Back in the room. The days go disconcertingly quickly. We are in and it feels like it has barely started when we are finished. I tried to remember my lines in front of people and my head was full of so much noise I said Venice instead of Cyprus and then got angry with myself, but better by far to have all that noise now when it’s a new learn and everyone is still holding scripts in their hands.
The space got meticulously taped up over the weekend, so now we are sitting in a circle of chairs ignoring immaculately taped up boundaries of what the stage will be like in Stratford.
We had three singers in today but we aren’t finding the songs yet. Georgian influences though, and acapella, which I know can be extremely emotive. Once again I’m thinking I should have worked my singing muscle out. Like line learning, like acting, it is a muscle that atrophies if left unattended too long. I’ve always kept the others up, but I let the singing drop. It was never really attended to at Guildhall. Some of the best voice teachers in the world, but a slightly haphazard and unguided approach to singing when I was there, that left me with little clue how to use my voice until we did The Odyssey a decade ago.
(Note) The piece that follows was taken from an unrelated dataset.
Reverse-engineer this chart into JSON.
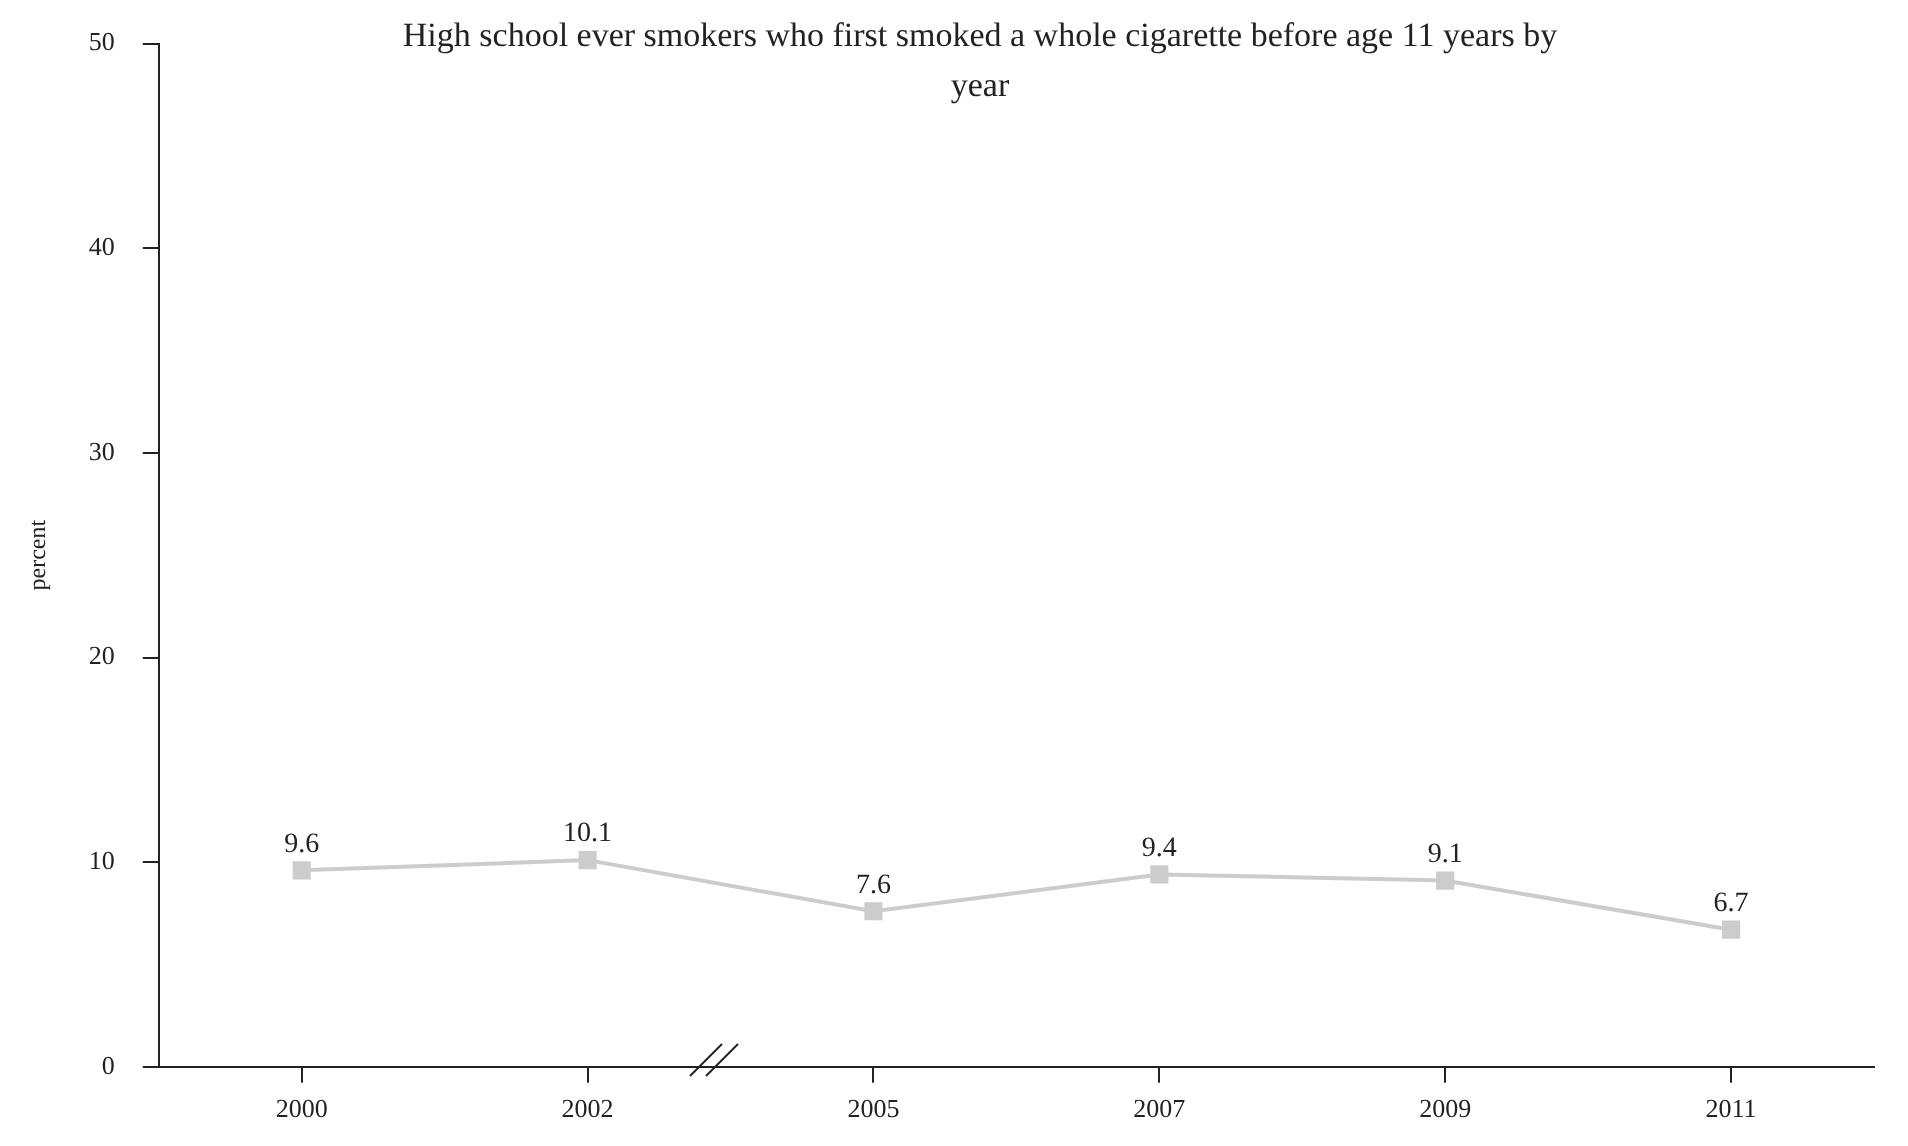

This is my focus now though, and even if it goes quickly, right now we have time in the bank and I’m gonna make use of it.
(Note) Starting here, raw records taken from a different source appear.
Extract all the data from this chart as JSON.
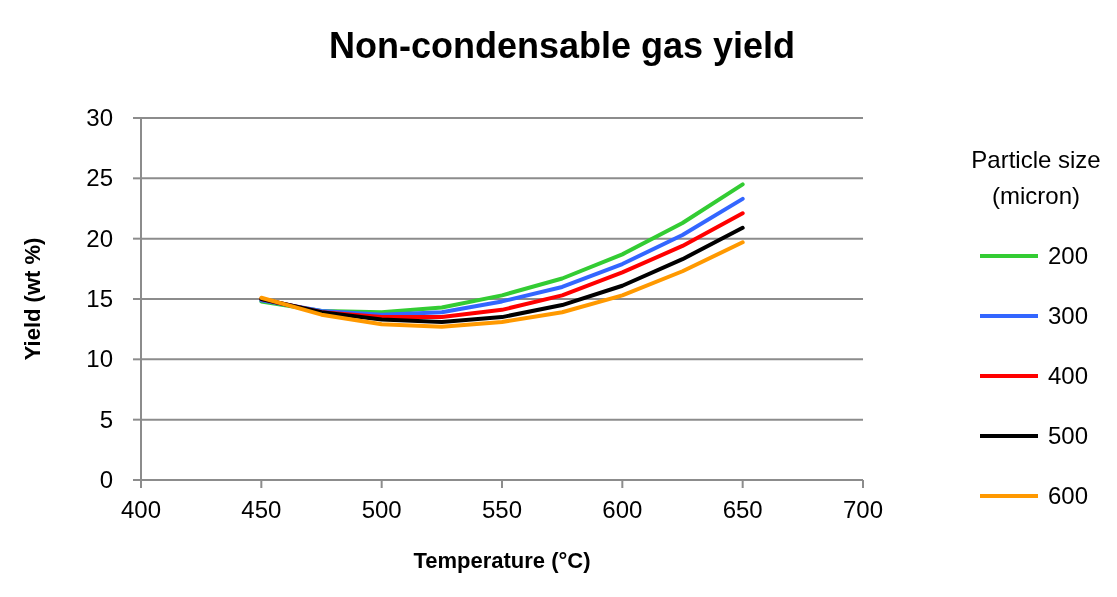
{
  "chart_data": {
    "type": "line",
    "title": "Non-condensable  gas yield",
    "xlabel": "Temperature (°C)",
    "ylabel": "Yield (wt %)",
    "legend_title": "Particle size (micron)",
    "x": [
      450,
      475,
      500,
      525,
      550,
      575,
      600,
      625,
      650
    ],
    "series": [
      {
        "name": "200",
        "color": "#33cc33",
        "values": [
          14.8,
          14.0,
          13.9,
          14.3,
          15.3,
          16.7,
          18.7,
          21.3,
          24.5
        ]
      },
      {
        "name": "300",
        "color": "#3366ff",
        "values": [
          14.9,
          14.0,
          13.7,
          13.9,
          14.8,
          16.0,
          17.9,
          20.3,
          23.3
        ]
      },
      {
        "name": "400",
        "color": "#ff0000",
        "values": [
          15.0,
          13.9,
          13.5,
          13.5,
          14.1,
          15.3,
          17.2,
          19.4,
          22.1
        ]
      },
      {
        "name": "500",
        "color": "#000000",
        "values": [
          15.0,
          13.9,
          13.3,
          13.1,
          13.5,
          14.5,
          16.1,
          18.3,
          20.9
        ]
      },
      {
        "name": "600",
        "color": "#ff9900",
        "values": [
          15.1,
          13.7,
          12.9,
          12.7,
          13.1,
          13.9,
          15.3,
          17.3,
          19.7
        ]
      }
    ],
    "xlim": [
      400,
      700
    ],
    "xticks": [
      400,
      450,
      500,
      550,
      600,
      650,
      700
    ],
    "ylim": [
      0,
      30
    ],
    "yticks": [
      0,
      5,
      10,
      15,
      20,
      25,
      30
    ],
    "grid": "y",
    "legend": "right",
    "marker": "none",
    "line_style": "solid"
  }
}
After work I drove to Twickenham. Minnie had a self tape and we haven’t seen each other for ages. A pizza and a catch up. She’s a useful perspective on my various concerns and insecurities, just as she’s spent years up in Stratford working for the same company. I’ve slept on many a floor cushion concoction, very possibly in one of the little cottages where I’ll be staying, after seeing one of her many varied shows. She feels my enthusiasm and shares my love of craft. And good lord she can turn it on. Her tape was barnstorming and she did most of it in one take. Why waste time? Especially after all the time it takes to learn the fucker.
I’m feeling happy and rested after the weekend, although my toxins are coming out and they aren’t so much fun the second time. Another week and I reckon I’ll be feeling the benefits. Right now I struggle to get to sleep.